Stergiou-Kita, Mary BSc OT, MSc, PhD*║††; Mansfield, Elizabeth MSc, PhD*; Bayley, Mark MD, FRCPC*#; Cassidy, J. David PhD, Dr. Med Sci†¶§§; Colantonio, Angela PhD*║¶††‡‡‡; Gomez, Manuel MD, MSc‡**††; Jeschke, Marc MD, PhD, FASC, FRSCS‡*****; Kirsh, Bonnie PhD║¶¶†††; Kristman, Vicki PhD║║; Moody, Joel MD, MPH§§§; Vartanian, Oshin PhD§

doi: 10.1097/BCR.0000000000000041
Original Articles

The objective of this study was to gain an understanding of workers’ experiences with returning to work, the challenges they experienced, and the supports they found most beneficial when returning to work after a workplace electrical injury. Thirteen semistructured qualitative telephone interviews were conducted with individuals who experienced an electrical injury at the workplace. Participants were recruited from specialized burns rehabilitation programs in Ontario, Canada. Interviews were transcribed verbatim and thematic analysis used to analyze the qualitative interviews. Data regarding workers’ demographics, injury events, and occupational categories were also gathered to characterize the sample.Participants identified three distinct categories of challenges: 1) physical, cognitive, and psychosocial impairments and their effects on their work performance; 2) feelings of guilt, blame, and responsibility for the injury; and 3) having to return to the workplace or worksite where the injury took place. The most beneficial supports identified by the injured workers included: 1) support from family, friends, and coworkers; and 2) the receipt of rehabilitation services specialized in electrical injury. The most common advice to others after electrical injuries included: 1) avoiding electrical injury; 2) feeling ready to return to work; 3) filing a Workplace Safety and Insurance Board injury/claims report;4) proactive self-advocacy; and 5) garnering the assistance of individuals who understood electrical injuries to advocate on their behalf. Immediate and persistent physical, cognitive, psychosocial, and support factors can affect individuals’ abilities to successfully return to work after an electrical injury. Specialized services and advocacy were viewed as beneficial to successful return to work.
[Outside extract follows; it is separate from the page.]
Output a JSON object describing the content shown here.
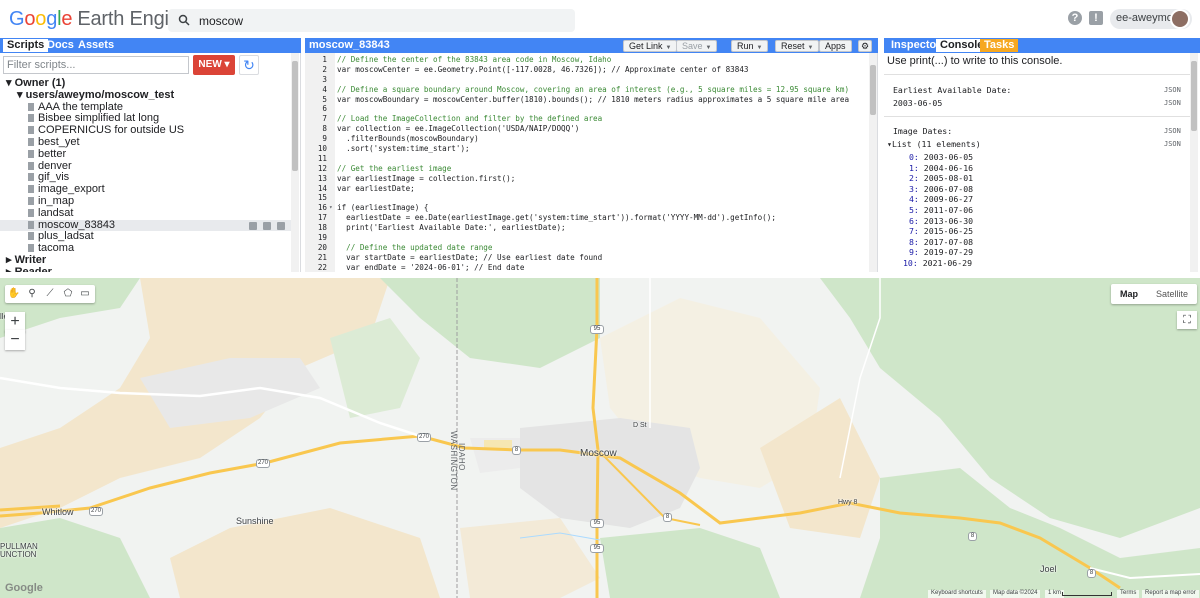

From the *Toronto Rehabilitation Institute, Toronto Western Research Institute, University Health Network, Toronto, Ontario, Canada; Sunnybrook Research Institute, Toronto, Ontario, Canada; §Defence Research and Development Canada, Toronto Research Centre, Toronto, Ontario, Canada; Department of Occupational Science and Occupational Therapy, Dalla Lana School of Public Health, #Department of Physiatry, **Department of Surgery, Division of Plastic and Reconstructive Surgery, ††Graduate Department of Rehabilitation Sciences, University of Toronto, Toronto, Ontario, Canada; ‡‡University of Toronto, Scarborough, Ontario, Canada; §§Faculty of Health, University of Southern Denmark, Odense South Denmark; ║║Department of Health Sciences, Lakehead University, Thunder Bay, Ontario, Canada; ¶¶Institute of Work and Health; ##Division of Human Sciences, Northern Ontario School of Medicine, Lakehead University, Toronto, Ontario, Canada; ***Ross Tilley Burn Centre, Sunnybrook Health Sciences Centre, Toronto, Ontario, Canada; †††Department of Psychiatry, University of Toronto, Toronto, Ontario, Canada; ‡‡‡Institute for Clinical Evaluative Sciences; §§§Electrical Safety Authority, Ontario, Canada.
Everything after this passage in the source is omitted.